Pasi, Marco. “Varieties of Magical Experience.” Magic, Ritual and Witchcraft  6.2 (2011):123-162. Print.

Photo by setiadi.

6 thoughts on “Aleister Crowley and His Views on Supernatural Entities
  1. Sarah, since discovering your blog yesterday I’ve been reading with great interest. As you discussed in an earlier post, Crowley loved to play with identities and, therefore, with worldviews. It is this seeming willingness to adopt and shed different roles and paradigms that has stimulated some chaos magicians to claim him as a pregenitor of the chaos current. So, in one sense, it’s no surprise he’s not consistent. However, I think you are likely correct in suggesting that the changes in his attitudes towards Aiwass reflect some need in him to be seen as- and to believe himself to be- a prophet, or quasi-messianic figure. In your second post on Morton Smith and Crowley you explore Crowley’s psychological needs, and what you wrote there is relevant here too. Having read some of Crowley’s poetry (most of which strikes me as pretty poor, though maybe it didn’t come across as so windy and hackneyed at the time), it seems to me clear that the Book of the Law is written by the same person: there are obvious stylistic resemblances- the breathless recitation of exotic names, the love of violent imagery, the ferocious anti-Christian rhetoric.

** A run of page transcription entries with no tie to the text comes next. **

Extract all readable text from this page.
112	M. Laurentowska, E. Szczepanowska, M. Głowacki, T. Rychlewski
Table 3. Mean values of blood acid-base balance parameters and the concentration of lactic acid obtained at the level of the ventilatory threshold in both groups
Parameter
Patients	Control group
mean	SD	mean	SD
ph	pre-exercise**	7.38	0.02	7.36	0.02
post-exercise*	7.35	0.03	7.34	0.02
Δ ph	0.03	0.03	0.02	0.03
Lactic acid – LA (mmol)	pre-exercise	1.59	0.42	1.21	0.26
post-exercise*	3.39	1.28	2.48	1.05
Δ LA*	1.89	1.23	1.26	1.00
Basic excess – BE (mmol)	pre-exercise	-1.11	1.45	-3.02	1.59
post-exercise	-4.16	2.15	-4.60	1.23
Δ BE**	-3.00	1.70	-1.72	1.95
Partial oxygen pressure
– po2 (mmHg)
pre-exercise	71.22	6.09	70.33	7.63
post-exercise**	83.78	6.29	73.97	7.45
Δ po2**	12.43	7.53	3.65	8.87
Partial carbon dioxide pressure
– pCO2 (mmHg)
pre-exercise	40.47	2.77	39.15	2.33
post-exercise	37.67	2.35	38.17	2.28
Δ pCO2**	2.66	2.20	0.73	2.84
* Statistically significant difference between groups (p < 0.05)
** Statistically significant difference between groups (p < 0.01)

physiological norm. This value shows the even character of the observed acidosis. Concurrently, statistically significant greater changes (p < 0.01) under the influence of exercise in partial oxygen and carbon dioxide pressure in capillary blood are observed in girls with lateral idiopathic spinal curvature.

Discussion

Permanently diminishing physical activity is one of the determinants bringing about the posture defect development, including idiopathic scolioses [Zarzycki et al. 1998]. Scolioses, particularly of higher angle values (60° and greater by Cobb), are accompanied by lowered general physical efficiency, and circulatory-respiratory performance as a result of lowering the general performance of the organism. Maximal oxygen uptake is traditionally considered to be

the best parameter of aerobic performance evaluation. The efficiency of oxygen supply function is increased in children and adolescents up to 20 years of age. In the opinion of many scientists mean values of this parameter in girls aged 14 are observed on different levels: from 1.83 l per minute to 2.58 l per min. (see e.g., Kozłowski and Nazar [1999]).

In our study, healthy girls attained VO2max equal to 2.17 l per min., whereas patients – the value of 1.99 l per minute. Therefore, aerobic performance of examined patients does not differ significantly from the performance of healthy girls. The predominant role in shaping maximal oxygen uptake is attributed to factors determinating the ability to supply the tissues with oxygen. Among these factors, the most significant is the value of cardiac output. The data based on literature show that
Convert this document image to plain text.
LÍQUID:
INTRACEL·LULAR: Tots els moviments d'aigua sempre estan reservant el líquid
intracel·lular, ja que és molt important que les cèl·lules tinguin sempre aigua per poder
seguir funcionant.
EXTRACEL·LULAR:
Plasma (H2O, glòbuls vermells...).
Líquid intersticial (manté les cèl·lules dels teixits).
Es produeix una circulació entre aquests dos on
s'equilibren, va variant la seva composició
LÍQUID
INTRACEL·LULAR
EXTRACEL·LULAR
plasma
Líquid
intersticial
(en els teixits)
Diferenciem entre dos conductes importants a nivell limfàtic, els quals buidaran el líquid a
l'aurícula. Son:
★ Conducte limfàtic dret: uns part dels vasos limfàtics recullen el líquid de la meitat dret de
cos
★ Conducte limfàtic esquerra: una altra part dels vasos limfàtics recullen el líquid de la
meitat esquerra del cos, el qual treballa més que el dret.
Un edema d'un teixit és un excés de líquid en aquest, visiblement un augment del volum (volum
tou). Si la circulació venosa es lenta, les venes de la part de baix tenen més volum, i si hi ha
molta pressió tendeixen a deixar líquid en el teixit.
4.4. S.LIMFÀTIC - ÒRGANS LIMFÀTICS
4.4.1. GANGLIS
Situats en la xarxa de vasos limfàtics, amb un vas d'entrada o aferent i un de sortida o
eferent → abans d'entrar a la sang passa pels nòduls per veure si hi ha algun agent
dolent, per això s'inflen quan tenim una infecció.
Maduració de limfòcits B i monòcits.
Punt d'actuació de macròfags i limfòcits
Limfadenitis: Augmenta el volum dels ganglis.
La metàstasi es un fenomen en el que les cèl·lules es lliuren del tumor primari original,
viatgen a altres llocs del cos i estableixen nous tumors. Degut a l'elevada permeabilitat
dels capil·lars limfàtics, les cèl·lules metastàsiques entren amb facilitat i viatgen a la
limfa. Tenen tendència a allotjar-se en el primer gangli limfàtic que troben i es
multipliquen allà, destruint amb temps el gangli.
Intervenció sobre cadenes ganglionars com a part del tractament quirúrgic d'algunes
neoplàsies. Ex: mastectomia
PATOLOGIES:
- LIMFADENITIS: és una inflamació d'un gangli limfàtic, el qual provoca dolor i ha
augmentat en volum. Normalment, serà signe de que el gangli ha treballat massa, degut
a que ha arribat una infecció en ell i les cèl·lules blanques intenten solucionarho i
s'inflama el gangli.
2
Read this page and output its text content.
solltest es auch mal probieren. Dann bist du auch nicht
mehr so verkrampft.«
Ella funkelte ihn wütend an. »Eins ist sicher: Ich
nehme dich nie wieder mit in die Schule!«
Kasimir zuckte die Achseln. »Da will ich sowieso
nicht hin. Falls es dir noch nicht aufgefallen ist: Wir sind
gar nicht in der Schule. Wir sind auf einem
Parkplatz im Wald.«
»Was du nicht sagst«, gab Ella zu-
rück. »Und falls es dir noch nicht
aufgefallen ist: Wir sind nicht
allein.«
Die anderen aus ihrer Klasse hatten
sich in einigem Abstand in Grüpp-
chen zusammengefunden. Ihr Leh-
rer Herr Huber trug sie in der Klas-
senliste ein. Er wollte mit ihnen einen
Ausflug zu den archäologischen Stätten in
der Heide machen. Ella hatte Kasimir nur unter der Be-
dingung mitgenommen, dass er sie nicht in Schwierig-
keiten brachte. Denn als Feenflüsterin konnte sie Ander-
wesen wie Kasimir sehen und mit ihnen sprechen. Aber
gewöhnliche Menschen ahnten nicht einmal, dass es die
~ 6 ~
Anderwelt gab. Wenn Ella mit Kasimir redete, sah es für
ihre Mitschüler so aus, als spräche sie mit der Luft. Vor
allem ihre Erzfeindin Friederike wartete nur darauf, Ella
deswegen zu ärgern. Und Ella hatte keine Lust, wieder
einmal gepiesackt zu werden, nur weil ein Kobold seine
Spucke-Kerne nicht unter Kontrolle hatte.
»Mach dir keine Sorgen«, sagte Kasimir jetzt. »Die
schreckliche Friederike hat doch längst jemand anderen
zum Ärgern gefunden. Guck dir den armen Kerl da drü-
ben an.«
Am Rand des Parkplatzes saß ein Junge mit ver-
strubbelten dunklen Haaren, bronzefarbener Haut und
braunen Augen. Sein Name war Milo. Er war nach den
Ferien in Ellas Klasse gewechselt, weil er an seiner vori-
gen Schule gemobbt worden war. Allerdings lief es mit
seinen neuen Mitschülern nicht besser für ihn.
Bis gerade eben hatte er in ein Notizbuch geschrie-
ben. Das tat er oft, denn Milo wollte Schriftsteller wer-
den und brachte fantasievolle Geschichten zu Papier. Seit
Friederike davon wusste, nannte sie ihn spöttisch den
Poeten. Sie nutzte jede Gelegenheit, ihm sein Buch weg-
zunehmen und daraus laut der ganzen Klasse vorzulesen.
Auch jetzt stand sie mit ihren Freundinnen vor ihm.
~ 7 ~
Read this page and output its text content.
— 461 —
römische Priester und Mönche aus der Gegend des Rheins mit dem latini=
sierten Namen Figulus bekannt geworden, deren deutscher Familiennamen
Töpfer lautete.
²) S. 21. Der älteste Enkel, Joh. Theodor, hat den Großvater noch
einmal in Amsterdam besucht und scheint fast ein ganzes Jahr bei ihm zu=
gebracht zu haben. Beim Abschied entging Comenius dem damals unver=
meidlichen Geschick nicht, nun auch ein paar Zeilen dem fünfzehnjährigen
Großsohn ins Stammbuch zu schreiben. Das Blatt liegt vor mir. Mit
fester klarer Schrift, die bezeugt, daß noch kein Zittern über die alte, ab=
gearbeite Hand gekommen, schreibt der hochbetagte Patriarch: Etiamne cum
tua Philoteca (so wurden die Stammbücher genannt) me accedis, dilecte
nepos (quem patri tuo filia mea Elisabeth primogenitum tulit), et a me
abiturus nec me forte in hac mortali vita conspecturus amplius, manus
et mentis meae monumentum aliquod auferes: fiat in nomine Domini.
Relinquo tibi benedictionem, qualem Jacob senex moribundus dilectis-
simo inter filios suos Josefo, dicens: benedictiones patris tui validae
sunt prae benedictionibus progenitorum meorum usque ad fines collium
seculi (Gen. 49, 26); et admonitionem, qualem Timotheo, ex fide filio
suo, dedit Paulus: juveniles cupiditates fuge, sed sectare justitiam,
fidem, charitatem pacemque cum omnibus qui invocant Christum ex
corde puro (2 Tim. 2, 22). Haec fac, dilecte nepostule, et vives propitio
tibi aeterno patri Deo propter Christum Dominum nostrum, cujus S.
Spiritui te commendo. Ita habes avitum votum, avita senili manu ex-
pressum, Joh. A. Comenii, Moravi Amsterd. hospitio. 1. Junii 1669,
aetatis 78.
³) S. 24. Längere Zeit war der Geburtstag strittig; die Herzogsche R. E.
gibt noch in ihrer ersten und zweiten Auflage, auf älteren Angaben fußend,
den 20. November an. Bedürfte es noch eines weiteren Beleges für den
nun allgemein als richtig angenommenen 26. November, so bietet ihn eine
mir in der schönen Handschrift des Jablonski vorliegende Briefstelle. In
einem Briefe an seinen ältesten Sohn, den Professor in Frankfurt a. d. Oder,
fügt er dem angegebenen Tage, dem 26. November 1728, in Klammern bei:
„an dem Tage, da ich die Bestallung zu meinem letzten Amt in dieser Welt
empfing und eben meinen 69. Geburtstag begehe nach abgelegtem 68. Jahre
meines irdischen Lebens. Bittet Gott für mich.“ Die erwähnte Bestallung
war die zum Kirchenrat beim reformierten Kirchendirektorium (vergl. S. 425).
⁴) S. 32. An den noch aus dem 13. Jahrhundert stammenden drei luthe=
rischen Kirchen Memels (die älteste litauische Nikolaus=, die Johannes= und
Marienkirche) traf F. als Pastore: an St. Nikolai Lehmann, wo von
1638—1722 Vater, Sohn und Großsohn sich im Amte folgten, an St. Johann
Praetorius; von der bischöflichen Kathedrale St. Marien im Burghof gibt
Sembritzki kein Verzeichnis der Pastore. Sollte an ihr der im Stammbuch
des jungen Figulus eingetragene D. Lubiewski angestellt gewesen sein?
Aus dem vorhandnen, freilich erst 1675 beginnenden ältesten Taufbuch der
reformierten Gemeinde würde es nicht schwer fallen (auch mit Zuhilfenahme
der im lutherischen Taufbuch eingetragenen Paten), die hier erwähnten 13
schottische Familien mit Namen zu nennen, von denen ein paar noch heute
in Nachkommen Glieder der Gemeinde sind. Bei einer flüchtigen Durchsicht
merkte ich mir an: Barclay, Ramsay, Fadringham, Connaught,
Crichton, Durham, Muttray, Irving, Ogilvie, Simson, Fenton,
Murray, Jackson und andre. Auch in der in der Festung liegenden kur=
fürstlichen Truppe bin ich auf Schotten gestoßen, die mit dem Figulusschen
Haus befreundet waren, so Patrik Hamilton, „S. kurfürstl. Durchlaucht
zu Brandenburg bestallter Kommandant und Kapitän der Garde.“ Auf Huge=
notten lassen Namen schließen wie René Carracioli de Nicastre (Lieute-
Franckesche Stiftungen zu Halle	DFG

That said, there is a kind of giddy exaltation, a heady flow of ideas and images, evident in the Book of the Law, and I can certainly accept that, at the time of its writing, he was in an unusual state of mind and tapping into a well of inspiration not normally open to him. But your question- “was Aiwass really real or just part of Crowley’s unconscious?” seems to suggest that unconscious forces are not ‘really real’, and maybe this is not the way to think about it.

    1. Thanks!

      I’ll have to think a little bit more about what I mean by “real.” Perhaps I wasn’t clear in my usage. It is definitely a fuzzy term, for sure.

  2. I’m guessing you are familiar with the English writer Alan Moore. When he was writing ‘From Hell’ he put the following statement into the mouth of the central character: “The one place gods and demons are unquestionably real is in the human mind”. (That might not be the exact wording, I’m quoting from memory, but that’s the gist). He says that, having written these words, he realised he could think of no counter-argument to them… and that his worldview changed, almost in an instant.

    The question becomes one about the nature of the relationship between what we perceive as inner reality, and what we perceive as outer reality. The interface between these is the human body, in particular the nervous system. It is around this interface (or shoreline, as I might be tempted to call it) that the great questions coalesce.

    1. While not familiar with Alan Moore, I will agree that what we perceive as reality, regardless of its objective validity, can have very real physiological and behavioural effects. For instance, we can enter a dark room and react to what looks like a snake–sweaty palms, anxiety, etc..–even if, after the light is turned on, it was only a piece a rope. (To steal an analogy form the Buddhists.)

      Of course, when talking about objective validity, you have to ask, according to whom and by what criteria.